By BOB FRANKEN
Even in their agony, all of those who despise anyone or anything having to do with Donald Trump at least can take some comfort in the ridicule that accompanies his every buffoonish action and the preposterously polluted stream of consciousness that spills out of the very impaired frontal lobe of his brain. He was at it again — not on Twitter, where he usually vents his spleen, but in an interview with Hill.TV. He was escalating his relentless attacks on Attorney General Jeff Sessions, who had the audacity to recuse himself and leave the president (meaning him) exposed to a Robert Mueller investigation to determine whether he cooperated with Vladimir Putin’s Russian government with its insidious influence over the election. “I don’t have an attorney general,” he complained. “It’s very sad.” What’s really sad, of course, is that Trump seems to believe that his Cabinet members are there to serve him and not the people of the United States. That is particularly outrageous when it come to the attorney general, who is the nation’s top law enforcement officer. Nothing in the AG’s job description states that he must have Trump’s back.

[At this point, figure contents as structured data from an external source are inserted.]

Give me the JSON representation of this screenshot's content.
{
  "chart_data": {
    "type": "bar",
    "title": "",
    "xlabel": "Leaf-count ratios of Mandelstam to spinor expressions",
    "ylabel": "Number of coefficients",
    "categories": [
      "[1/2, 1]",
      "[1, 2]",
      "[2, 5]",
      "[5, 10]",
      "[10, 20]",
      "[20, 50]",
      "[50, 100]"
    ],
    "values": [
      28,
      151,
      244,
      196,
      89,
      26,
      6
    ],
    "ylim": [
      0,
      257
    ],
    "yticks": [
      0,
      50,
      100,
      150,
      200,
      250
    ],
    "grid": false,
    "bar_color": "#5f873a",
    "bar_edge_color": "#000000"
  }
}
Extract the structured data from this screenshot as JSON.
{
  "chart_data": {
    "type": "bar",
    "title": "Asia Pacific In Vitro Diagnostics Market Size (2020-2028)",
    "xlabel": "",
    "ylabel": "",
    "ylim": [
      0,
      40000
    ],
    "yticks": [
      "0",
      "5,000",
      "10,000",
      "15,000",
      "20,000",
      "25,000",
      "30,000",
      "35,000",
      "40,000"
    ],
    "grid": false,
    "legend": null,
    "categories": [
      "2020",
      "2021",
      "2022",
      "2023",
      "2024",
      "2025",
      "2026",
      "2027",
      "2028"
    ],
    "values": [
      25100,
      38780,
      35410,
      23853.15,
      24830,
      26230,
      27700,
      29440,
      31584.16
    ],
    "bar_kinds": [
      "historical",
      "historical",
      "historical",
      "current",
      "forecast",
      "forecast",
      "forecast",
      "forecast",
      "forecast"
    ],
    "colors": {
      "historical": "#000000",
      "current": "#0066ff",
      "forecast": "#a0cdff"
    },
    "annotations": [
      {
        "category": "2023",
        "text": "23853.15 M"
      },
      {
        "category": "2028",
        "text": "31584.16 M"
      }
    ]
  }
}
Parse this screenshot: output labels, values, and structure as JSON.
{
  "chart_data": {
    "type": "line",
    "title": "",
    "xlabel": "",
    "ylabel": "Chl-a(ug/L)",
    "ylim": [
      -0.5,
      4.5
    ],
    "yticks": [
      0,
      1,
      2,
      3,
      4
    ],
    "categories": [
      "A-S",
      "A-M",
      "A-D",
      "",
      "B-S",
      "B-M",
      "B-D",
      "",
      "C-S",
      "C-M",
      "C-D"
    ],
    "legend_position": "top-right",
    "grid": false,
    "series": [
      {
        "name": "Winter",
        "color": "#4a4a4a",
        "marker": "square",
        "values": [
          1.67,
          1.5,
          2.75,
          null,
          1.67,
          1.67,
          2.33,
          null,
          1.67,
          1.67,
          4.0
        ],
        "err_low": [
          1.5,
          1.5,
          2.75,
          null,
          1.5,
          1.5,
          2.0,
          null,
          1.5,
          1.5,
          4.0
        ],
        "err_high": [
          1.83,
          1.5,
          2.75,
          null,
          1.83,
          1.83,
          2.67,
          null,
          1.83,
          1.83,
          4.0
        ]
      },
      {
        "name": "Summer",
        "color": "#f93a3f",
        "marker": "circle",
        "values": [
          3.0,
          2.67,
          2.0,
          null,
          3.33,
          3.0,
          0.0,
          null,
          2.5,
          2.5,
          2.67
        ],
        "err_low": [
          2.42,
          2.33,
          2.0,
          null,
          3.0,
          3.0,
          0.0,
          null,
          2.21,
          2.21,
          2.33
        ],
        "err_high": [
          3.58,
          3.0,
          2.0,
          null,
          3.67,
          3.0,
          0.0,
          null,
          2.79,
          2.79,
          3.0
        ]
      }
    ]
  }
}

But this chief executive believes, like any Mafia chieftain, that loyalty is the No. 1 qualification for his subordinates.
There are certainly indications that this assumption of absolute fealty extends to those he would put in place on the Supreme Court. Brett Kavanaugh’s record as a judge showing extreme deference to the presidency in the constant tug of war over the country’s balance of power makes Kavanaugh the ideal Donald Trump nomination, particularly a Donald Trump who faces such legal challenges and with a Congress that might actually resist his abuses. Successfully pushing through Kavanaugh would mean that the nation’s highest court would be packed with his right wingmen.
In that regard, it’s a shame that Senate Republicans can ignore such substantive questions as the entire “advise and consent” process once again deteriorates into a “he said, she said” debate over whether Kavanaugh nearly raped a fellow teenager at a drunken party of students from private prep schools back in the 1980s. Even though the GOP senators publicly are, uh, groping to find ways to leave an impression that they are sensitive to the woman, now college professor Christine Blasey Ford, who is making that charge, they really are not. Unsurprisingly the Trumpster doesn’t even try to hide his disdain for females who blow the whistle on male piggish behavior, tweeting: “I have no doubt that if the attack on Dr. Ford was as bad as she says, charges would have been immediately filed with local Law Enforcement Authorities by either her or her loving parents.”
He and the Republican senators are hell-bent on rushing through Kavanaugh’s elevation to the high court before the midterm elections. Even so, the last-minute accusations of sexual assault raise important issues, just like the Clarence Thomas hearings brought workplace harassment to the forefront back in 1991. But all that overwhelmed the real debate about whether Thomas was qualified to assume a spot in the SCOTUS bench. Today, 27 years later, similar questions are raised as the “Me Too” movement has forced us to grapple with society’s unresolved struggles with sexual relations. Certainly, we can agree that such an assault like the one alleged about Brett Kavanaugh is reprehensible, that “boys will be boys” attitudes don’t cut it. But should such conduct by a high school kid with raging hormones ever be forgiven? By the way, Kavanaugh adamantly denies he ever did any such thing.
We will find almost no certain proof one way or the other. Brett Kavanaugh probably will become Justice Kavanaugh in spite of the fact he’s a predictable partisan and not the impartial judge he claims to be. Trump will have another protector in place. Kavanaugh’s only risk will be, like Jeff Sessions, he will never do enough to please his master, Donald Trump.